The fallout from the massive Equifax data breach continues.
On Friday last week, the beleaguered company announced that its chief information officer and chief security officer were "retiring" with immediate effect.
There has been a huge amount of focus, in the news and on social media, on the fact that Equifax's outgoing CSO Susan Mauldin had a bachelor's degree and a Master of Fine Arts degree in music composition, from the University of Georgia.
The insinuation is that Equifax was negligent in putting someone in charge of security with such a background.
I must admit, I feel very uncomfortable with this line of thinking. Criticise a head of security for making lousy decisions, for not doing their job properly... but not because they know their way around an oboe.
A lot of us in the industry, myself included, have no formal education in computer security. Many of us may have learnt about information technology outside of the classroom, have gained knowledge through experience in the field or through self-study. Education does not end at school.
Further than that, I feel uncomfortable with singling any member of the IT department out for blame when a serious breach like the one which hit Equifax occurs, when we simply don't know the full facts.
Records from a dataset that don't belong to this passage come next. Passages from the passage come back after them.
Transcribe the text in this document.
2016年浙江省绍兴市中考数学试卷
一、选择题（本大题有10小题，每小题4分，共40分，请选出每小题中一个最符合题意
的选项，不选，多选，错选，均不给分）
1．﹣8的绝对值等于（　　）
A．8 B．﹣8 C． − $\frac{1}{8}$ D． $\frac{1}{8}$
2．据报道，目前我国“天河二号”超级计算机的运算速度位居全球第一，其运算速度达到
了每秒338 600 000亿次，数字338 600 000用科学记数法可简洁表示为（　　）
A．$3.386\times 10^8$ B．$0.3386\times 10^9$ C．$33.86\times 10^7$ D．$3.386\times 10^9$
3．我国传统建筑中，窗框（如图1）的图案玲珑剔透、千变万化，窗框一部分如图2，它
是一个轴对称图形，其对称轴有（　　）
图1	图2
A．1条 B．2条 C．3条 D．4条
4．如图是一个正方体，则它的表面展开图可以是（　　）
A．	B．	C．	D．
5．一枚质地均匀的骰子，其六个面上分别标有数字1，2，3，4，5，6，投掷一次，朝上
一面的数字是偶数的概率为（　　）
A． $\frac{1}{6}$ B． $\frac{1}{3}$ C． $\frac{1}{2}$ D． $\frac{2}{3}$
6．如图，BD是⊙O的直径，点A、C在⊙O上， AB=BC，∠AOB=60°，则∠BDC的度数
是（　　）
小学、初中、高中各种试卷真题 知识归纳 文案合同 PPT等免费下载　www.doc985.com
Sometimes the problem might lie elsewhere - at the board level even, which may not have given the IT team enough resources to ensure that security was being properly maintained.
Shoot me if you like, but I can't help but think that the vitriol being poured on Equifax's former CISO wouldn't be quite so intense if she had been male.
Equifax retire bitch https://t.co/bVtjgqxgcp
— Adam Sigel (@adamsigel) September 15, 2017
— badmem_x86 (@badmem_x86) September 9, 2017
Interesting how everyone's questioning Equifax ex-CSO Susan Mauldin's music degree, while Uber ex-CEO Travis Kalanick dropped out of UCLA.
— John Feminella (@jxxf) September 16, 2017
One thing is clearer now, however, and that is just how the hackers managed to break into Equifax's systems.
Equifax says that the attacker breached its online dispute web portal through a vulnerability in Apache Struts (CVE-2017-5638), enabling unauthorised access to files containing personal information from May 13 through to July 30 2017.
That is obviously an embarrassing revelation for Equifax, as that particular vulnerability was identified and disclosed by US CERT in early March 2017. Equifax admits that it knew about the vulnerability at that time, but for some reason appears to have failed to patch its vulnerable systems.
Of course, the public was only made aware that Equifax had suffered a massive breach on September 7. Many people are probably still completely oblivious that personal information such as social security numbers, dates of birth, names and email addresses have fallen into the hands of online criminals.